Why are hackers after healthcare records?

Information hacked from a financial institution or a bank is quickly rendered useless once the data breach is exposed and passwords are modified. On the other hand, classified information from the healthcare industry contains not only personal identity but also patients’ medical histories that last a lifetime.

It is predicted that data breaches in hospitals will cost the medical fraternity more than $300 billion in the next five years and one in 12 patients would have their personal information compromised by a data breach, according to noted industry consultants.

A recent study revealed that since early 2010, the medical data of more than 150 million Americans were compromised without their knowledge in over 1400 data breaches. The conclusions of the study revealed that the healthcare industry is specifically vulnerable to data breaches and privacy hacks.

Data contained in healthcare records is a minefield of valuable information as it not only includes the patient’s healthcare histories, but also their Social Security numbers and home addresses. All data hacked by cyber criminals are usually sold for a premium to rival companies or on the illegal-market and hence there is a huge motive to concentrate attacks on the health care industry given the valuable information that records hold.

In recent times, there has been a greater focus and push towards integrated care, wherein healthcare information is now being disseminated among various kinds of entities in which a number of employees can gain access to patient information. A comprehensive access to healthcare records of patients substantially enhances the likelihood of data breaches. At the same time, in order to comply with legal demands, the medical fraternity tends to give detailed patient history for a number of years.
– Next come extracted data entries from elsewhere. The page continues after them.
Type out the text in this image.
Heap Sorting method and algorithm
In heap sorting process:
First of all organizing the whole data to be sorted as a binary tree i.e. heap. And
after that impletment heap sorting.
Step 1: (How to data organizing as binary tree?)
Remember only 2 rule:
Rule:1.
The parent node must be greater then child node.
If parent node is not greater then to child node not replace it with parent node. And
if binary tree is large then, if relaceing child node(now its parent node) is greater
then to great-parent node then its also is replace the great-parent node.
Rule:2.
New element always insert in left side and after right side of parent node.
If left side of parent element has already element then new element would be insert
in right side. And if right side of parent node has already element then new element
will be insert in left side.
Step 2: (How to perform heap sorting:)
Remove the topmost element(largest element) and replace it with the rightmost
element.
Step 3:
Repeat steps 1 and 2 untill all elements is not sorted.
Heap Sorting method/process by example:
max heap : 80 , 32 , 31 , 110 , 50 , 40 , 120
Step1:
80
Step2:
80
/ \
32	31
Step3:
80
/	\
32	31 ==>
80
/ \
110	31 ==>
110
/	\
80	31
Hence, the likelihood of a data hack, and the probable severity of the outcome, also increases, based on the information stored and the length of time it is hived away.

In recent times, the healthcare industry has been barraged by a number of persistent attacks and sophisticated threats from cyber criminals in the form of ransomware.

Recently, a cybercriminal claimed to have stolen the entire database of more than two US healthcare organisations and from an insurer, thus holding over 8 million healthcare records of patients over ransom, and demanding more than $500,000 in bitcoins.

In another incident, a medical centre in Los Angeles paid over US$50,000 to cyber hackers who incapacitated their computer systems.

In other cases it is seen that cyber criminals also go in for affiliated vendors of hospitals and insurers that service the healthcare industry.

Ideally, it can be relatively simple to defend against ransom ware; only current backups should be kept off-line by insurers, affiliated vendors and healthcare providers and when a data breach does take place, these backups can be used to reinstate the information.

Unfortunately, the healthcare industry has not been as fast as the rest of the other industries in educating their staff regarding the dangers of data breaches and who would be able to manage and access critical systems to restore and store classified information. It is important for hospitals and healthcare centres to be proactive about data security as data breaches are likely to get more sophisticated in the coming days.

Analysts and security experts opine that rather than focusing on strengthening external defenses and perimeter security such as firewalls and antivirus software, data encryption and document protection are the best forms of cyber security measures. And more importantly the instruction within every healthcare centre should be that data and document security becomes everybody’s business and not just the IT department’s concern.